His next film was We (1968), a monumentally intimate portrait of the Armenian nation that made Peleshyan a household name in the West after it won the main prize at the 1970 Oberhausen festival. Of his film Inhabitants (1970) Peleshyan says: “The main principle behind Inhabitants is the idea of a humane relationship with nature and the animal world: ‘Mankind, stop and look around. What have you come to?’ It is about mankind’s assault on nature and the emerging danger of disrupting natural harmony.”

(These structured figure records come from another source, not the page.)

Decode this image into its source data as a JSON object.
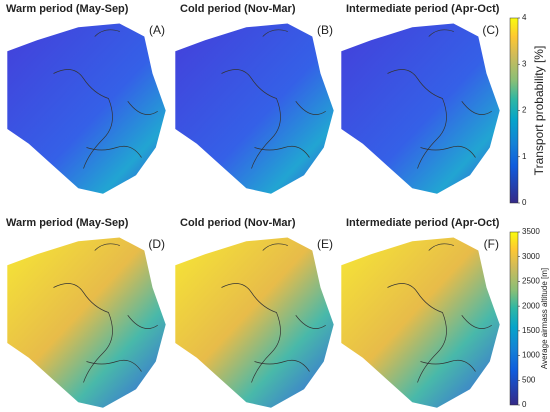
{
  "panels": [
    {
      "title": "Warm period (May-Sep)",
      "label": "(A)"
    },
    {
      "title": "Cold period (Nov-Mar)",
      "label": "(B)"
    },
    {
      "title": "Intermediate period (Apr-Oct)",
      "label": "(C)"
    },
    {
      "title": "Warm period (May-Sep)",
      "label": "(D)"
    },
    {
      "title": "Cold period (Nov-Mar)",
      "label": "(E)"
    },
    {
      "title": "Intermediate period (Apr-Oct)",
      "label": "(F)"
    }
  ],
  "colorbars": [
    {
      "label": "Transport probability [%]",
      "lim": [
        0,
        4
      ],
      "ticks": [
        0,
        1,
        2,
        3,
        4
      ]
    },
    {
      "label": "Average airmass altitude [m]",
      "lim": [
        0,
        3500
      ],
      "ticks": [
        0,
        500,
        1000,
        1500,
        2000,
        2500,
        3000,
        3500
      ]
    }
  ]
}
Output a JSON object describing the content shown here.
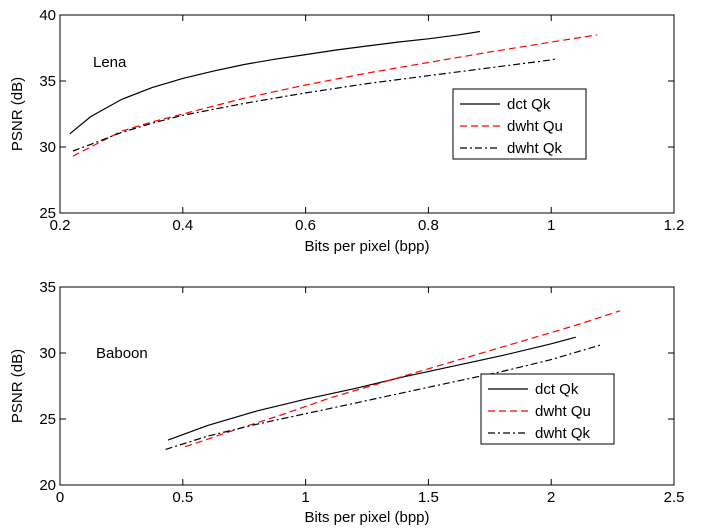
{
  "chart_data": [
    {
      "type": "line",
      "annotation": "Lena",
      "xlabel": "Bits per pixel (bpp)",
      "ylabel": "PSNR (dB)",
      "xlim": [
        0.2,
        1.2
      ],
      "ylim": [
        25,
        40
      ],
      "xticks": [
        "0.2",
        "0.4",
        "0.6",
        "0.8",
        "1",
        "1.2"
      ],
      "yticks": [
        "25",
        "30",
        "35",
        "40"
      ],
      "grid": false,
      "legend_position": "right",
      "series": [
        {
          "name": "dct Qk",
          "color": "#000000",
          "style": "solid",
          "x": [
            0.216,
            0.25,
            0.3,
            0.35,
            0.4,
            0.45,
            0.5,
            0.55,
            0.6,
            0.65,
            0.7,
            0.75,
            0.8,
            0.85,
            0.884
          ],
          "y": [
            31.0,
            32.3,
            33.6,
            34.5,
            35.2,
            35.75,
            36.25,
            36.65,
            37.0,
            37.35,
            37.65,
            37.95,
            38.2,
            38.5,
            38.75
          ]
        },
        {
          "name": "dwht Qu",
          "color": "#ff0000",
          "style": "dashed",
          "x": [
            0.221,
            0.25,
            0.3,
            0.35,
            0.4,
            0.5,
            0.6,
            0.7,
            0.8,
            0.9,
            1.0,
            1.075
          ],
          "y": [
            29.3,
            30.0,
            31.2,
            31.9,
            32.5,
            33.7,
            34.7,
            35.6,
            36.4,
            37.2,
            37.95,
            38.5
          ]
        },
        {
          "name": "dwht Qk",
          "color": "#000000",
          "style": "dashdot",
          "x": [
            0.221,
            0.25,
            0.3,
            0.35,
            0.4,
            0.5,
            0.6,
            0.7,
            0.8,
            0.9,
            1.0,
            1.01
          ],
          "y": [
            29.7,
            30.2,
            31.1,
            31.8,
            32.4,
            33.3,
            34.1,
            34.8,
            35.4,
            36.0,
            36.6,
            36.7
          ]
        }
      ]
    },
    {
      "type": "line",
      "annotation": "Baboon",
      "xlabel": "Bits per pixel (bpp)",
      "ylabel": "PSNR (dB)",
      "xlim": [
        0,
        2.5
      ],
      "ylim": [
        20,
        35
      ],
      "xticks": [
        "0",
        "0.5",
        "1",
        "1.5",
        "2",
        "2.5"
      ],
      "yticks": [
        "20",
        "25",
        "30",
        "35"
      ],
      "grid": false,
      "legend_position": "right",
      "series": [
        {
          "name": "dct Qk",
          "color": "#000000",
          "style": "solid",
          "x": [
            0.44,
            0.6,
            0.8,
            1.0,
            1.2,
            1.4,
            1.6,
            1.8,
            2.0,
            2.1
          ],
          "y": [
            23.4,
            24.5,
            25.6,
            26.5,
            27.3,
            28.2,
            29.0,
            29.8,
            30.7,
            31.2
          ]
        },
        {
          "name": "dwht Qu",
          "color": "#ff0000",
          "style": "dashed",
          "x": [
            0.51,
            0.7,
            0.9,
            1.1,
            1.3,
            1.5,
            1.7,
            1.9,
            2.1,
            2.28
          ],
          "y": [
            22.9,
            24.1,
            25.3,
            26.6,
            27.7,
            28.8,
            29.9,
            31.0,
            32.1,
            33.2
          ]
        },
        {
          "name": "dwht Qk",
          "color": "#000000",
          "style": "dashdot",
          "x": [
            0.43,
            0.6,
            0.8,
            1.0,
            1.2,
            1.4,
            1.6,
            1.8,
            2.0,
            2.2
          ],
          "y": [
            22.7,
            23.7,
            24.6,
            25.4,
            26.2,
            27.0,
            27.8,
            28.6,
            29.5,
            30.6
          ]
        }
      ]
    }
  ]
}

In Seasons (1975) and Our Century (1983), the central theme is the struggle against gravity – either the predominance of braking movements as in shepherd society, or the accelerative movements in the images of the “distant” society of the conquerors of air and space. In both cases, this vertical line (and it does not matter in which direction its vector is oriented) clashes with the horizontal. At their intersection, we hear the beating of a human heart, followed nearly ten years later by the rhythmic rumbling of the train in The End (1992). Here, Peleshyan reaches the very limits of the cinematic universe in a manner similar to Peter Kubelka, although each of them explores these limits using different gloves. Where Kubelka prefers the graphic-tonal nature of the image over its traditional functional semantics because he views film primarily as material through which to express rhythmic structure, for Peleshyan meter and tempo-rhythm are things that can express the inner value of a shot – though only if their local structure shows a similarity between the character and the whole.

According to Peleshyan, “the method and system of distance montage does not reject the known montage techniques described in part by Eisenstein and Vertov. The distance effect merely reduces these methods’ ‘radius of influence’ and fills it with a reduced, limited function.” The potential energy that the system receives through this distancing of shots (“self-distancing” would be a better way of putting it) is capable of doing work, and thus keeps together the entire film’s structure while also shaping the other shots. This is not done sequentially, but is continually present throughout the entire film. A related feature is the nature of time that we encounter in Peleshyan’s films. Most cinema is chronic – it works with time only in the sense of its quantitative flowing – i.e., as χρόνος (chronos) – even if it makes time shorter or jumbles it around. Peleshyan’s films are kairic; their basic “measure” is time in the sense of καιρός (kairos) – it works with opportune time, time in its qualitative meaning. And it is precisely this time that creates the space in which the shot’s traditional field sizes (close-up, medium shot, full shot, long shot, etc.) can undergo a semantic renaming.